If you have prokka results, then those should come with proteins, no?

0
Entering edit mode

Thanks for the response! Most of the CDS start with ATG, about 90 to 95%. Moreover, when looking at prokka results, I see that all CDSs start with methionine. To translate, I just used the above command and got translations and didn't have to give any additional parameter for frames. I tried "-methionine y" but still not all star codons are converted to methionine. I gave "trim" to trim the "*" characters from the end of translated proteins.

One thing to mention here is: Yes, I have prokka protein translations of CDSs. I am using prokka and glimmer to produce CDSs and compare them for any missing ones. Thought this is a good approach rather than relying only on one ORF prediction tool.

Also, I see that CDSs translated from prokka have all methionines for the start codon.

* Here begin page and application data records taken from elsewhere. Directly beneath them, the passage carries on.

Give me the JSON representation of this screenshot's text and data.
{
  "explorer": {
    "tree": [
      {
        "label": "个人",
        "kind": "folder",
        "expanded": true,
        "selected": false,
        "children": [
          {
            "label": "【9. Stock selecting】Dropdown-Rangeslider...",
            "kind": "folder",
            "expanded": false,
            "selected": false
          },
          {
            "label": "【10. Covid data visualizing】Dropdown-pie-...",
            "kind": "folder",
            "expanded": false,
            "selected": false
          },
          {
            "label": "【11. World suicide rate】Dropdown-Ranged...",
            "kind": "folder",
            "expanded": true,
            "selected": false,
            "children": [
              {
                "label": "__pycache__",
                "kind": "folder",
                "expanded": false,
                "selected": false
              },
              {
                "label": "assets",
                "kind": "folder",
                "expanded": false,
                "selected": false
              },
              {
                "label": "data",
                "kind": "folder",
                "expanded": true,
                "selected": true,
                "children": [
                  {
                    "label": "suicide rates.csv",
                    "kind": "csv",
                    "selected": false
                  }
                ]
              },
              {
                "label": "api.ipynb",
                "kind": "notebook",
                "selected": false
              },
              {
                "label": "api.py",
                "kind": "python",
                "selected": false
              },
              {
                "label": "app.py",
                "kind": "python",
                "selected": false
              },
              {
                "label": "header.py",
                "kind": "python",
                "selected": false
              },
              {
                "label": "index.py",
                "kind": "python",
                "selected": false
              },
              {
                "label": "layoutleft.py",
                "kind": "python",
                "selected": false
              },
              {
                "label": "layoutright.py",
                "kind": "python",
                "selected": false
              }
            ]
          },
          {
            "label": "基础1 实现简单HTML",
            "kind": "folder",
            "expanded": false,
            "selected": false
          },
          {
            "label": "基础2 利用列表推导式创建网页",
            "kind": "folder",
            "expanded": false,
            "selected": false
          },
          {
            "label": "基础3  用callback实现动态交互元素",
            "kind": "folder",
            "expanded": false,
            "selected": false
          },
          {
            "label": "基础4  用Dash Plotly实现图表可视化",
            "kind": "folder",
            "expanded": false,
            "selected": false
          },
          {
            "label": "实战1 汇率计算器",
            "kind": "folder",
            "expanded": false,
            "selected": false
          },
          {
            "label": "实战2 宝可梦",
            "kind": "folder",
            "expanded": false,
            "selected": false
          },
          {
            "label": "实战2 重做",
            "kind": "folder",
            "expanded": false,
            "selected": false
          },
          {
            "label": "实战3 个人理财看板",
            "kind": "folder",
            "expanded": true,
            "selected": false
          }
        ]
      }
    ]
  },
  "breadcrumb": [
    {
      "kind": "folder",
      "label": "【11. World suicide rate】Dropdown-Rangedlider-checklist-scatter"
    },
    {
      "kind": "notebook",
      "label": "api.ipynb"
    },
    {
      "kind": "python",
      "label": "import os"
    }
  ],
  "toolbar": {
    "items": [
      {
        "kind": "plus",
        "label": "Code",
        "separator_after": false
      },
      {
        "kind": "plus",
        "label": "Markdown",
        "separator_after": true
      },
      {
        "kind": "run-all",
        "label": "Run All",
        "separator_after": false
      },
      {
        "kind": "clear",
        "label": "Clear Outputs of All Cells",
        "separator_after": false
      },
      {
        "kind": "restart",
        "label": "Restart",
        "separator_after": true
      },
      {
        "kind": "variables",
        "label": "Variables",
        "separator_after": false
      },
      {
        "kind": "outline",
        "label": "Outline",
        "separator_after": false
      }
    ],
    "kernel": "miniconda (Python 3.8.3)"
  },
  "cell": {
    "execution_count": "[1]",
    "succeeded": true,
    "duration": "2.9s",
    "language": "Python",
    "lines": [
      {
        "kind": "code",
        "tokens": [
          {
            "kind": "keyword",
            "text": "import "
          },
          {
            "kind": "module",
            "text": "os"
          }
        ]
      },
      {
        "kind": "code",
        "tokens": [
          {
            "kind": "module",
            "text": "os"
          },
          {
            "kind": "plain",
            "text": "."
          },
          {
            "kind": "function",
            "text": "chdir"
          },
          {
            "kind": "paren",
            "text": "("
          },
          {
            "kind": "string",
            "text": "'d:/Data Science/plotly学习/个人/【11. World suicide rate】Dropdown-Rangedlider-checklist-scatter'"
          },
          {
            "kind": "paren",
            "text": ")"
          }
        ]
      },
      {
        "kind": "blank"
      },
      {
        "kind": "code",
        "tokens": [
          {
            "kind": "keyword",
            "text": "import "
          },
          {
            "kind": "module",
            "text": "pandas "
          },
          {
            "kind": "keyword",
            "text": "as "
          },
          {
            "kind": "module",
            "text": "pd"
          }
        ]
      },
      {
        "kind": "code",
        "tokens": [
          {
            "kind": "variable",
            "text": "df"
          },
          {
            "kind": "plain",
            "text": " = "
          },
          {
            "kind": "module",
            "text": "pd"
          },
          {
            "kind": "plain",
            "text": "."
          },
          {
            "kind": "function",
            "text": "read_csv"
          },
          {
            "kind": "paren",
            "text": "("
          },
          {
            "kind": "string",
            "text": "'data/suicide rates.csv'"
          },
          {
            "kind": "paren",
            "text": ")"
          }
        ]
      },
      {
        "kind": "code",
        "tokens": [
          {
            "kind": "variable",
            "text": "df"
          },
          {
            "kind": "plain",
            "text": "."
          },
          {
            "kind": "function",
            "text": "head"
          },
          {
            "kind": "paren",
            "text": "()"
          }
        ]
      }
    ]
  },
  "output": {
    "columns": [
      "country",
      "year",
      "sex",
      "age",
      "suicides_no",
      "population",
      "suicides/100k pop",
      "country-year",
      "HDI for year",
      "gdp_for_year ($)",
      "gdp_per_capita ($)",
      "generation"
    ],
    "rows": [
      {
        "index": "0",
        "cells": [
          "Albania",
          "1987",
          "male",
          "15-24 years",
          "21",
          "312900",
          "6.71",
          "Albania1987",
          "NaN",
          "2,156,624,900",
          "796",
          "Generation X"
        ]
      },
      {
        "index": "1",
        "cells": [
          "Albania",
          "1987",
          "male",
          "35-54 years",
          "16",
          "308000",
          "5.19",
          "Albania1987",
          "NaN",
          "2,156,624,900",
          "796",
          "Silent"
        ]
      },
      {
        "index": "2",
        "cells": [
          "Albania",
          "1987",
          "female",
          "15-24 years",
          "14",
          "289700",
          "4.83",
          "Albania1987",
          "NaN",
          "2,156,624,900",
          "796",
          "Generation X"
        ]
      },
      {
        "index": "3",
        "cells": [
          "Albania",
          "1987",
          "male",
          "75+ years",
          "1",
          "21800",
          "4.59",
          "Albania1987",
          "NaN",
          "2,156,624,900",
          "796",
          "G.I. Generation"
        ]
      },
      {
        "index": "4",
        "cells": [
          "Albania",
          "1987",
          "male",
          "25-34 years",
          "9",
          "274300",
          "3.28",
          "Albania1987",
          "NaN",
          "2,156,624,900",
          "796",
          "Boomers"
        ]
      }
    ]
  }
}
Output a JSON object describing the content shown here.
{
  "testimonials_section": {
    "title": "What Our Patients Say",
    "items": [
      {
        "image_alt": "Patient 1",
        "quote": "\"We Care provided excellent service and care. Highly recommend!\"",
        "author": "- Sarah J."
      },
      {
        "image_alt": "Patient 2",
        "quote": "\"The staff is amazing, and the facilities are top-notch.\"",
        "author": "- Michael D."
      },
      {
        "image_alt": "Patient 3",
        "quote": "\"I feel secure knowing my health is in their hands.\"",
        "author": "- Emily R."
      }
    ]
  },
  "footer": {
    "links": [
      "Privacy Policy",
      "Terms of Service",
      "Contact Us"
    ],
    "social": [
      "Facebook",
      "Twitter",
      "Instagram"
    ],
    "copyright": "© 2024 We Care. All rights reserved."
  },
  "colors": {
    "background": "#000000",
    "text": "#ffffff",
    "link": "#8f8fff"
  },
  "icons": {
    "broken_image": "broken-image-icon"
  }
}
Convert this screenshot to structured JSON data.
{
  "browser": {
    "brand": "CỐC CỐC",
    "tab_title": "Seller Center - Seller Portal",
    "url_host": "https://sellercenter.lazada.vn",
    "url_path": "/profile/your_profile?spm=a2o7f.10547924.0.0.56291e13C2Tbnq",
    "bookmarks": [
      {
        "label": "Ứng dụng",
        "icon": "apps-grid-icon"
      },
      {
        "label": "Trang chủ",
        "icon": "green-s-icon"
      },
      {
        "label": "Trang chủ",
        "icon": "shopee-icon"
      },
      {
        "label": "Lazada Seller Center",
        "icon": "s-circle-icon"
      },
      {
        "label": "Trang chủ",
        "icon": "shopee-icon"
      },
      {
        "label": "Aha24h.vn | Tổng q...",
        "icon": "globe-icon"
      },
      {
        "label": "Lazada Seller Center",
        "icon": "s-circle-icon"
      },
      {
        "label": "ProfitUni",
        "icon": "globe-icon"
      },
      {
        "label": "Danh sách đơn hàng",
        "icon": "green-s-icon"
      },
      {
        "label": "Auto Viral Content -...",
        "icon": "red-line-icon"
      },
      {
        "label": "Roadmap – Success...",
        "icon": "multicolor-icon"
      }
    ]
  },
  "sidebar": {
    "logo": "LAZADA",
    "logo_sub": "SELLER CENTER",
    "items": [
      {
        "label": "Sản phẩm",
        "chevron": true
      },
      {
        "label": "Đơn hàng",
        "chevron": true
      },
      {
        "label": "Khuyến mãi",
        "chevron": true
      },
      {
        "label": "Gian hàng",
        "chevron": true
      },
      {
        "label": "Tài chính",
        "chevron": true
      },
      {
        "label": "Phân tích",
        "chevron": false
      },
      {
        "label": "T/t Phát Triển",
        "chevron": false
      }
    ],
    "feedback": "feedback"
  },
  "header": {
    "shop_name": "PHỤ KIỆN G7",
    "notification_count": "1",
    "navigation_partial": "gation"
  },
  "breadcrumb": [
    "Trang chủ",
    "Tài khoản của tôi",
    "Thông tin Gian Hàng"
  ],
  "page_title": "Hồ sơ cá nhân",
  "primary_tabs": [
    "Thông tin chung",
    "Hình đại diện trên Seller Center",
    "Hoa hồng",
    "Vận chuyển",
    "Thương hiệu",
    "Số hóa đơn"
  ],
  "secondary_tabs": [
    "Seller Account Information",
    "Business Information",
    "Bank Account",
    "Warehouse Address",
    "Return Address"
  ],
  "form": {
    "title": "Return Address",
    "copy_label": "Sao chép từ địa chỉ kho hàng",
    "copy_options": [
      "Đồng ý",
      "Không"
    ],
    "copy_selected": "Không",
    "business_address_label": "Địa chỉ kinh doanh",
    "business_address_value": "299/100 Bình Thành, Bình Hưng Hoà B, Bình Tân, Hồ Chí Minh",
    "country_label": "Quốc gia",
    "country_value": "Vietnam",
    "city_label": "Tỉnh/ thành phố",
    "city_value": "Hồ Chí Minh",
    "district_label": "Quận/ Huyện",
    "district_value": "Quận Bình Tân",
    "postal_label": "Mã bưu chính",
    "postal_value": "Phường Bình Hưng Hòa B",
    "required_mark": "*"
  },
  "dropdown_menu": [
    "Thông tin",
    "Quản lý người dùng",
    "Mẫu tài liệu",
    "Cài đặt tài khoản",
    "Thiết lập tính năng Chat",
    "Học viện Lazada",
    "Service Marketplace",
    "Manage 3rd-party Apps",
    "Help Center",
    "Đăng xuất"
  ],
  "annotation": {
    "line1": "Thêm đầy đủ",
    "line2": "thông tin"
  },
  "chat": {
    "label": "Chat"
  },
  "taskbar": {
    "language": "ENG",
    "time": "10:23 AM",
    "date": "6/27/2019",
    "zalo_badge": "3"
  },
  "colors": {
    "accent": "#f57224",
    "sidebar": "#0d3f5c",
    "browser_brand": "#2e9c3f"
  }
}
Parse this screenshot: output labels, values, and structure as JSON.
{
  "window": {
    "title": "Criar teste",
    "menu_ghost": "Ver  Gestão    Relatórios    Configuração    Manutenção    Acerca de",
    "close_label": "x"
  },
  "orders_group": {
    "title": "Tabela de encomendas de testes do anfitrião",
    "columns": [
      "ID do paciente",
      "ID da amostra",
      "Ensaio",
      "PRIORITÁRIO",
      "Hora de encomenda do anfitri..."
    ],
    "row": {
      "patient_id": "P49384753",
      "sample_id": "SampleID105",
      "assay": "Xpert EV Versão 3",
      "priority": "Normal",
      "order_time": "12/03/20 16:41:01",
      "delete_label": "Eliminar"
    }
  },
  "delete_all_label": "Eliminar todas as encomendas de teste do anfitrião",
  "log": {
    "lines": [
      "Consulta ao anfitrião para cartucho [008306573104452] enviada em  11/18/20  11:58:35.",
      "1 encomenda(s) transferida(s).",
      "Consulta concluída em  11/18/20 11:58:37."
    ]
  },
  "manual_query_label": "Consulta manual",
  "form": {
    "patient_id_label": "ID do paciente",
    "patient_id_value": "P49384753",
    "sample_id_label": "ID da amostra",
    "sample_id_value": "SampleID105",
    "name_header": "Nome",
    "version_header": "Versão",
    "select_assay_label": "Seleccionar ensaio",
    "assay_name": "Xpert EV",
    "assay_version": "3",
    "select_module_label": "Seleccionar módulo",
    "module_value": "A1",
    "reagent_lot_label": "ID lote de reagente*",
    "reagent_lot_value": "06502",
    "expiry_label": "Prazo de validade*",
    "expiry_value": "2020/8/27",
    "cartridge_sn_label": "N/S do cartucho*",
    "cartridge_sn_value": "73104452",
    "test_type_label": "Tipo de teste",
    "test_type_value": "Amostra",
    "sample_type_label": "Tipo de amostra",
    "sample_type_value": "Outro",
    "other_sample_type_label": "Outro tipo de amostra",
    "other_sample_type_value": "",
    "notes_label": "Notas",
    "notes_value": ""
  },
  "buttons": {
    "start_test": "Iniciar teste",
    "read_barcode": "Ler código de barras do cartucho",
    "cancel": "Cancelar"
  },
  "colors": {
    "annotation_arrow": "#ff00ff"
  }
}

I compared it with glimmer CDSs. I don't think it matters much, but just wondering if I leave the translated proteins start codons to as it is in glimmer, does it really matter? All I am looking to do is, get annotations from prokka and glimmer and view them in a viewer or annotator for manual curations, if required. Thanks!

1
Entering edit mode

usually this will not matter much, as biological those domains are rarely found in N or C terminal regions of proteins (there are exceptions though). One thing you really do need to pay attention to is the 'reading frame' as long as you're using the correct reading frame you'll likely be OK .

I bluntly assumed you had transcripts you defined ORFs on , but I start to think you're talking about a gene prediction result on genomic data, is that so? If Glimmer outputs a gff (or such) file you can also convert that to CDSs / proteins . have a look here on the forum or on the internet to see how that's most easily done.